Genome 540 Homework Assignment 6
Due Thursday Feb 25
- Using the same HMM and dataset as in homework 5, write a program that implements EM (Baum-Welch) training instead.
Use the same starting parameter values, but in contrast to homework 5, you should not hold any parameter values fixed -- allow all of them to change with each iteration. Compute the log-likelihood (to the base 2) of the sequence at each iteration, and run the program until the increase in log-likelihood between successive iterations becomes less than .1. You should check that the loglikelihood increases with each iteration -- if it doesn't, something is wrong with your program.

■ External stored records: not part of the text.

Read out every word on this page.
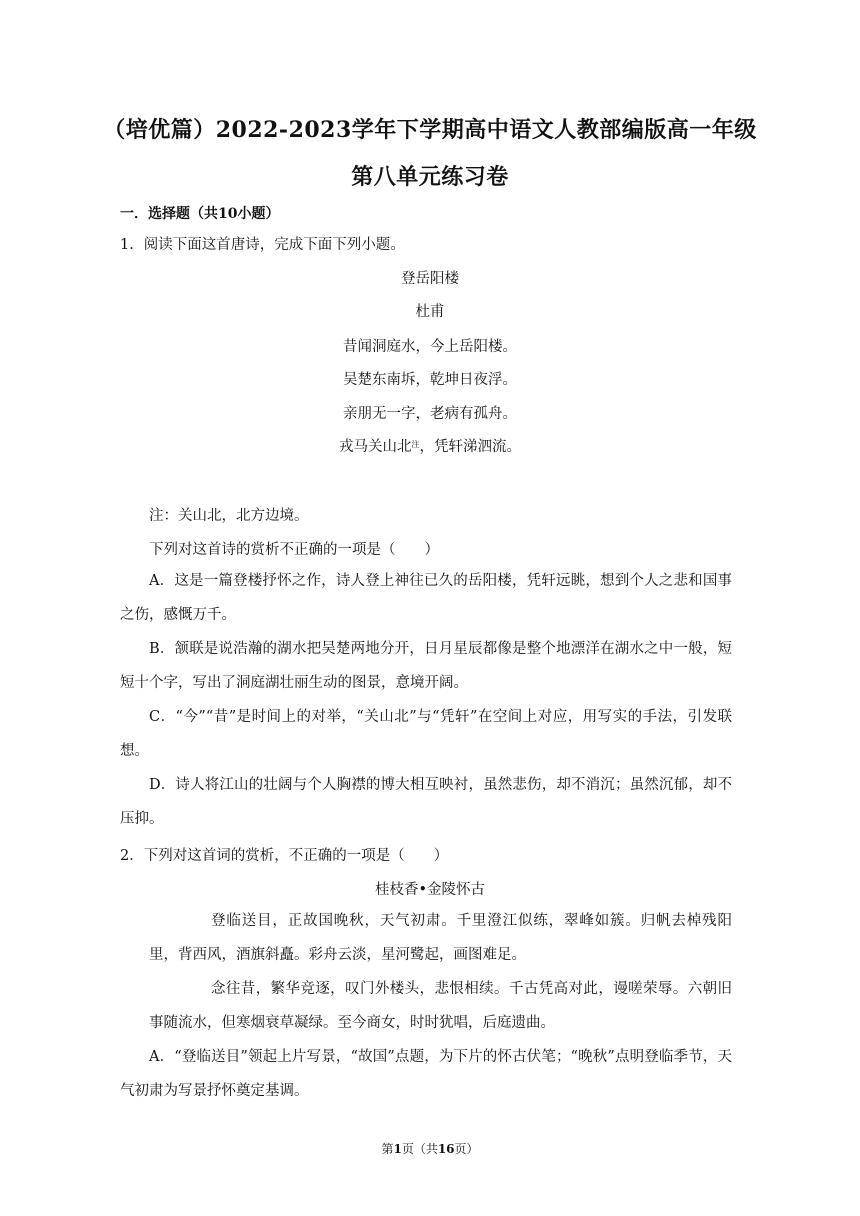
（培优篇）2022-2023学年下学期高中语文人教部编版高一年级
第八单元练习卷
一．选择题（共10小题）
1．阅读下面这首唐诗，完成下面下列小题。
登岳阳楼
杜甫
昔闻洞庭水，今上岳阳楼。
吴楚东南坼，乾坤日夜浮。
亲朋无一字，老病有孤舟。
戎马关山北$^注$，凭轩涕泗流。
注：关山北，北方边境。
下列对这首诗的赏析不正确的一项是（　　）
A．这是一篇登楼抒怀之作，诗人登上神往已久的岳阳楼，凭轩远眺，想到个人之悲和国事之伤，感慨万千。
B．颔联是说浩瀚的湖水把吴楚两地分开，日月星辰都像是整个地漂洋在湖水之中一般，短短十个字，写出了洞庭湖壮丽生动的图景，意境开阔。
C．“今”“昔”是时间上的对举，“关山北”与“凭轩”在空间上对应，用写实的手法，引发联想。
D．诗人将江山的壮阔与个人胸襟的博大相互映衬，虽然悲伤，却不消沉；虽然沉郁，却不压抑。
2．下列对这首词的赏析，不正确的一项是（　　）
桂枝香•金陵怀古
登临送目，正故国晚秋，天气初肃。千里澄江似练，翠峰如簇。归帆去棹残阳里，背西风，酒旗斜矗。彩舟云淡，星河鹭起，画图难足。
念往昔，繁华竞逐，叹门外楼头，悲恨相续。千古凭高对此，谩嗟荣辱。六朝旧事随流水，但寒烟衰草凝绿。至今商女，时时犹唱，后庭遗曲。
A．“登临送目”领起上片写景，“故国”点题，为下片的怀古伏笔；“晚秋”点明登临季节，天气初肃为写景抒怀奠定基调。
第1页（共16页）
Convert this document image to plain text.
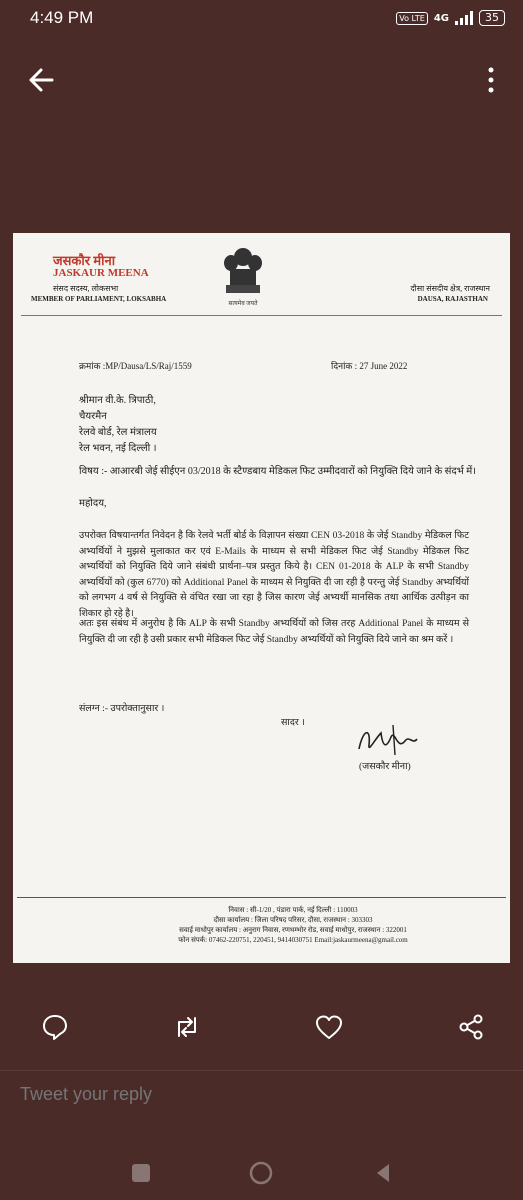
4:49 PM	Vo LTE 4G	35
जसकौर मीना
JASKAUR MEENA
संसद सदस्य, लोकसभा
MEMBER OF PARLIAMENT, LOKSABHA
सत्यमेव जयते
दौसा संसदीय क्षेत्र, राजस्थान
DAUSA, RAJASTHAN
क्रमांक :MP/Dausa/LS/Raj/1559	दिनांक : 27 June 2022
श्रीमान वी.के. त्रिपाठी,
चैयरमैन
रेलवे बोर्ड, रेल मंत्रालय
रेल भवन, नई दिल्ली ।
विषय :- आआरबी जेई सीईएन 03/2018 के स्टैण्डबाय मेडिकल फिट उम्मीदवारों को नियुक्ति दिये जाने के संदर्भ में।
महोदय,
उपरोक्त विषयान्तर्गत निवेदन है कि रेलवे भर्ती बोर्ड के विज्ञापन संख्या CEN 03-2018 के जेई Standby मेडिकल फिट अभ्यर्थियों ने मुझसे मुलाकात कर एवं E-Mails के माध्यम से सभी मेडिकल फिट जेई Standby मेडिकल फिट अभ्यर्थियों को नियुक्ति दिये जाने संबंधी प्रार्थना–पत्र प्रस्तुत किये है। CEN 01-2018 के ALP के सभी Standby अभ्यर्थियों को (कुल 6770) को Additional Panel के माध्यम से नियुक्ति दी जा रही है परन्तु जेई Standby अभ्यर्थियों को लगभग 4 वर्ष से नियुक्ति से वंचित रखा जा रहा है जिस कारण जेई अभ्यर्थी मानसिक तथा आर्थिक उत्पीड़न का शिकार हो रहे है।
अतः इस संबंध में अनुरोध है कि ALP के सभी Standby अभ्यर्थियों को जिस तरह Additional Panel के माध्यम से नियुक्ति दी जा रही है उसी प्रकार सभी मेडिकल फिट जेई Standby अभ्यर्थियों को नियुक्ति दिये जाने का श्रम करें ।
संलग्न :- उपरोक्तानुसार ।
सादर ।
(जसकौर मीना)
निवास : सी-1/20 , पंडारा पार्क, नई दिल्ली : 110003
दौसा कार्यालय : जिला परिषद परिसर, दौसा, राजस्थान : 303303
सवाई माधोपुर कार्यालय : अनुराग निवास, रणथम्भोर रोड, सवाई माधोपुर, राजस्थान : 322001
फोन संपर्क: 07462-220751, 220451, 9414030751 Email:jaskaurmeena@gmail.com
Tweet your reply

- Your output should provide
- the name and first line of the .fna file
- the number of iterations until convergence
- the final log-likelihood
- the final emission and transition probabilities
-- please output these in scientific notation, if possible
- You must turn in your results and your computer
program, using this template file .
Please put everything into ONE plain text file - do not send an archive
of files or a tar file, or a word processing document file. Compress it (using either Unix compress, or gzip -- if
you don't have access to either of these programs let us know), and
send it as an attachment to both Phil and Alan.
(The XML file includes a DTD, which specifies the XML file format. Place the DTD at the beginning of your XML document. When you are done with your XML check to make
sure it conforms to the DTD using this website and resolve any errors before turning it in.)